Gets tricky to find a balance, but balance is needed, because your children learn from example; if you sacrifice 100% of your own self to them, they'll never learn how to live.

brabel · 3 months ago
While I thank my parents for having invested so much of their lives in me, I do hope that they had the chance to do most of the things that they liked while bringing me up, and I surely hope they do that now that we're all grown up and independent (unfortunately, in my case, one parent is dead and the other doesn't really have the energy anymore... I wish she would just have fun and enjoy life, but it's easy to say when you're young and healthy).
ZYZ64738 · 3 months ago
Well, I have orbited the sun 55 times, 24 of them together with another person besides my life partner. I understand that some parameters in life were chosen by others (my name, place of birth etc. even my gender I could not choose myself), but many other decisions were, are and will be made by me and their consequences are sometimes quite different from what they were planned or expected. In any case, this is still my reality that I have to deal with - everything else is illusion or wishful thinking. The best I can do is to accept things and situations as they are, as happily as possible.

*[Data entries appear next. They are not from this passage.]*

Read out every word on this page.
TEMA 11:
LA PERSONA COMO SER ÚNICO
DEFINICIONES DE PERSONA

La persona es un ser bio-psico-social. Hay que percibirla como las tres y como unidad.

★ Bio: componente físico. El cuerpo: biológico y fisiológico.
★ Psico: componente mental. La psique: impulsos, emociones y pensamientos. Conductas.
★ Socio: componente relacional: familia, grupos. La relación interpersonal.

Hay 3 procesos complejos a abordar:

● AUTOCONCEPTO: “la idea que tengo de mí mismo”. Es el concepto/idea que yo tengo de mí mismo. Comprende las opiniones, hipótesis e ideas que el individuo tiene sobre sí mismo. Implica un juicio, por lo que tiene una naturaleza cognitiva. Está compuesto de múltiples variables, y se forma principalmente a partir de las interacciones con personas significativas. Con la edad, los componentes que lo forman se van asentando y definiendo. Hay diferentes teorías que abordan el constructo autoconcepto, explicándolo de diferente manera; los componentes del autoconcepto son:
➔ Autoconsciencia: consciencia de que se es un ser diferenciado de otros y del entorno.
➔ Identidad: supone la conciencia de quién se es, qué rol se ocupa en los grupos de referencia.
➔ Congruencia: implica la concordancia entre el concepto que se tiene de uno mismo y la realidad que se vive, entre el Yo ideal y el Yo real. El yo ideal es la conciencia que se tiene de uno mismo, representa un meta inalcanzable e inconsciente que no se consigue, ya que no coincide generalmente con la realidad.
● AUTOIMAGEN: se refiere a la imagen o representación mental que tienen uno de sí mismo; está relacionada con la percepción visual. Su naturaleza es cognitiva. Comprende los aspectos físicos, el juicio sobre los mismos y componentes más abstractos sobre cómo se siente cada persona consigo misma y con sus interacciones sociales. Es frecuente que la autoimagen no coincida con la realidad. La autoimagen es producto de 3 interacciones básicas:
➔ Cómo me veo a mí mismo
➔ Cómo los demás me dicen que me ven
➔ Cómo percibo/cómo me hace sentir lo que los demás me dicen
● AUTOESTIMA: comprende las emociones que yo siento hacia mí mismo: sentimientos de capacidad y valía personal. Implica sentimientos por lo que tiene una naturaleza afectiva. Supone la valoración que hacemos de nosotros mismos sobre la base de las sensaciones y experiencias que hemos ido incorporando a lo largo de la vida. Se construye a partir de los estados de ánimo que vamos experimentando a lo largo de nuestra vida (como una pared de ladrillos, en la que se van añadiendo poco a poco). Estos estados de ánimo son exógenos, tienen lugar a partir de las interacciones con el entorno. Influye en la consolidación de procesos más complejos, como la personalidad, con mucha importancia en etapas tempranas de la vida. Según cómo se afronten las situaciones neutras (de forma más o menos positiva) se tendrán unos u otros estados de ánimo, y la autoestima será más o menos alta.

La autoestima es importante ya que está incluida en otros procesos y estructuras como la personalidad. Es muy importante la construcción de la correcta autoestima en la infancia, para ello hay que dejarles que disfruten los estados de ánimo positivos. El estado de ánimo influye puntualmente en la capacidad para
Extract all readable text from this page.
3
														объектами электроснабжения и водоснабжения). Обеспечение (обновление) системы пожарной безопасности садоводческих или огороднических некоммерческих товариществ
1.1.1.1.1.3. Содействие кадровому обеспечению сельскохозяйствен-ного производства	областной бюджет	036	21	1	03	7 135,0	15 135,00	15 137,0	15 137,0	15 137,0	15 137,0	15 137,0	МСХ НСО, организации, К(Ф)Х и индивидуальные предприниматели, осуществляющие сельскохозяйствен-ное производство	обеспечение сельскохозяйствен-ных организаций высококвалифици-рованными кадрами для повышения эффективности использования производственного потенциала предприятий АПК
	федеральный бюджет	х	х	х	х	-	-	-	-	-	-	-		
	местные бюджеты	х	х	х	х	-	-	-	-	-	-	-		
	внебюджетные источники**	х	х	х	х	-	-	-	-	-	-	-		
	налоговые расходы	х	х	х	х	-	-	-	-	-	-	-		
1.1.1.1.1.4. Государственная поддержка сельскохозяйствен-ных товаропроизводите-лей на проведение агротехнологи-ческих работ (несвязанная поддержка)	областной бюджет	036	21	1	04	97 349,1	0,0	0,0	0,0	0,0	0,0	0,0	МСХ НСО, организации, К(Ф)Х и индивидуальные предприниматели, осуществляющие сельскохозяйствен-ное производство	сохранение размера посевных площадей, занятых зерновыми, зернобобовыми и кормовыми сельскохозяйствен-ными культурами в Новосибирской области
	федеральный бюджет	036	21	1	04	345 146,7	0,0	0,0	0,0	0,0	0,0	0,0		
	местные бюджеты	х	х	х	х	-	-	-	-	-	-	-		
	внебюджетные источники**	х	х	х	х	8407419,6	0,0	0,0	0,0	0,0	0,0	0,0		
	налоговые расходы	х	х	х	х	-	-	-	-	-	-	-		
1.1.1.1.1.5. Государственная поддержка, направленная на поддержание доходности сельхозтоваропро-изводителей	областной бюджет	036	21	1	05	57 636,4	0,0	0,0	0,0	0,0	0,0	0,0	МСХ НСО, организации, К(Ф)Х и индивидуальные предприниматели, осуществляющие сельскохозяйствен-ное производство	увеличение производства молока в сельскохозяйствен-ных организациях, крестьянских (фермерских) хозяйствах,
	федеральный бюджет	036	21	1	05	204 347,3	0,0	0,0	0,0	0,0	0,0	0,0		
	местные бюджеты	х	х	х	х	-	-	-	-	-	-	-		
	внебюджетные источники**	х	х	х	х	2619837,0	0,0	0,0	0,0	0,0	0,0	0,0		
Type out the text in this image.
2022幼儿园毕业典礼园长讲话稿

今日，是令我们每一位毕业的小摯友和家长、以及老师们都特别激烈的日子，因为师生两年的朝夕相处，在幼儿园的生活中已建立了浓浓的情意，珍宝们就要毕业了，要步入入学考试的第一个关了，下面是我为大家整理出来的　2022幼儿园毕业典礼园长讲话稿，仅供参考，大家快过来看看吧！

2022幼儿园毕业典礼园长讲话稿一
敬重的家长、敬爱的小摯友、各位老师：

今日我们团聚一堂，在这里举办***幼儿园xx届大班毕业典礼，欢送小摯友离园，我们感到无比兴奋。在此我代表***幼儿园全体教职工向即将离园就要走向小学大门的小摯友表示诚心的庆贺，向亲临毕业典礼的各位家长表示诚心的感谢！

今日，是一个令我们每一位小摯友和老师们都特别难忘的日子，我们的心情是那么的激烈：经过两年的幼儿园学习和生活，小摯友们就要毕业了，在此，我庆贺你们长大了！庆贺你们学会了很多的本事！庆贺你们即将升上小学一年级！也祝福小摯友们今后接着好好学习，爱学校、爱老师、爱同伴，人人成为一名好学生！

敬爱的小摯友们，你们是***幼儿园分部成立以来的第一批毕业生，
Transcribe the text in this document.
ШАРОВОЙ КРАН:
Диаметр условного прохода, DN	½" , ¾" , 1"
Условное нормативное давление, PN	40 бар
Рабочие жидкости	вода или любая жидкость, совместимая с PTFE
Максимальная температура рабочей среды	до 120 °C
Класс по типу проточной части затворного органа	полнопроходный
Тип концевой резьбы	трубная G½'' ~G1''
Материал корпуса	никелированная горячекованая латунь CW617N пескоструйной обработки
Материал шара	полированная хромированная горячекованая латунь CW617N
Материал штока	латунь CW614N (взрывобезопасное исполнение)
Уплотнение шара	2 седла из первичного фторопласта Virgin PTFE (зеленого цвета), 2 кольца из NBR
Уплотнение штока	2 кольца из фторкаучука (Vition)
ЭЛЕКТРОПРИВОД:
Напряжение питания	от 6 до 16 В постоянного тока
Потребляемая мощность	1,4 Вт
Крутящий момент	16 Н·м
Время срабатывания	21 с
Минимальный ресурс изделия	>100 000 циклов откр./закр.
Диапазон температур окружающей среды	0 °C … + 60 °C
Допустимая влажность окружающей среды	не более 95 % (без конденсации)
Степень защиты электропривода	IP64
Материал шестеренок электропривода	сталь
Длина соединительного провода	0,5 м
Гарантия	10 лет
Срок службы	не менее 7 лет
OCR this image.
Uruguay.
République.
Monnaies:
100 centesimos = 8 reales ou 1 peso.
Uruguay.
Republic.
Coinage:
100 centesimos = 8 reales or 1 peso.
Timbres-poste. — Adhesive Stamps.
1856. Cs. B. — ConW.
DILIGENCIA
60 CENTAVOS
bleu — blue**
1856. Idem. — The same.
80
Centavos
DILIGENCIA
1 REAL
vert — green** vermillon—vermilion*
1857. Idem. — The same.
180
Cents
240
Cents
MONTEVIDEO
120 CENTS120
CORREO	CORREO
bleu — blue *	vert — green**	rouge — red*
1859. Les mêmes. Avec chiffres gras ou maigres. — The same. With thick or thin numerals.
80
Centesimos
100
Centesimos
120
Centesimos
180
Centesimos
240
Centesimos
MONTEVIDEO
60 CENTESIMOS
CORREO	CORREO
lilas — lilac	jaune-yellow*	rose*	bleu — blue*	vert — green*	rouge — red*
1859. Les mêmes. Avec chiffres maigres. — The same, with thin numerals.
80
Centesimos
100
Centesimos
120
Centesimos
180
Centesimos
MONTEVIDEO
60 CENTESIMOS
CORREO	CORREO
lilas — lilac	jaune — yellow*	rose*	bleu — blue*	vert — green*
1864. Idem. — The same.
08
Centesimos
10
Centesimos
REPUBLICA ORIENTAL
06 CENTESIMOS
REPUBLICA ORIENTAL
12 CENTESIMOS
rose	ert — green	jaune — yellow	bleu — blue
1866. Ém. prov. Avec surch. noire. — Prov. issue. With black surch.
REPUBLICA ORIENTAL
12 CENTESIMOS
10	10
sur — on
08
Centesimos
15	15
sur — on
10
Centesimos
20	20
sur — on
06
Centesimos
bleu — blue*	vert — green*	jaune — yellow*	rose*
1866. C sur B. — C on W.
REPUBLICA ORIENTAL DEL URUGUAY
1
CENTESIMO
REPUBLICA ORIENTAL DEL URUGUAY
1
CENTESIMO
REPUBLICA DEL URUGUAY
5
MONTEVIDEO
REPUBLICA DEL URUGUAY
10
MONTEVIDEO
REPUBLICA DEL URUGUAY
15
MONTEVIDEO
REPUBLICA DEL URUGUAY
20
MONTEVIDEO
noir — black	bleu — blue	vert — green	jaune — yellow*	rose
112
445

This means that I can and perhaps even have to adapt within the scope of my possibilities in order to be as happy as possible.
intalentive · 3 months ago
>your life is for you and it's supposed to be fun

The Boomer ethic in a nutshell

saqibtahir · 3 months ago
Writing (and especially posting it) needs to be promoted more. I run a small community and I tell them time and time again, writing is not to attract fame, it is to get better at what you do - and having a log of it.

I think as you grow, in career, or in general, folks who get writing always do better than who don't give all things equal.

Keep posting!

sailorganymede · 3 months ago
I love this. I don’t write but I think this advice applies to anything creative. Can’t get better if you don’t do it!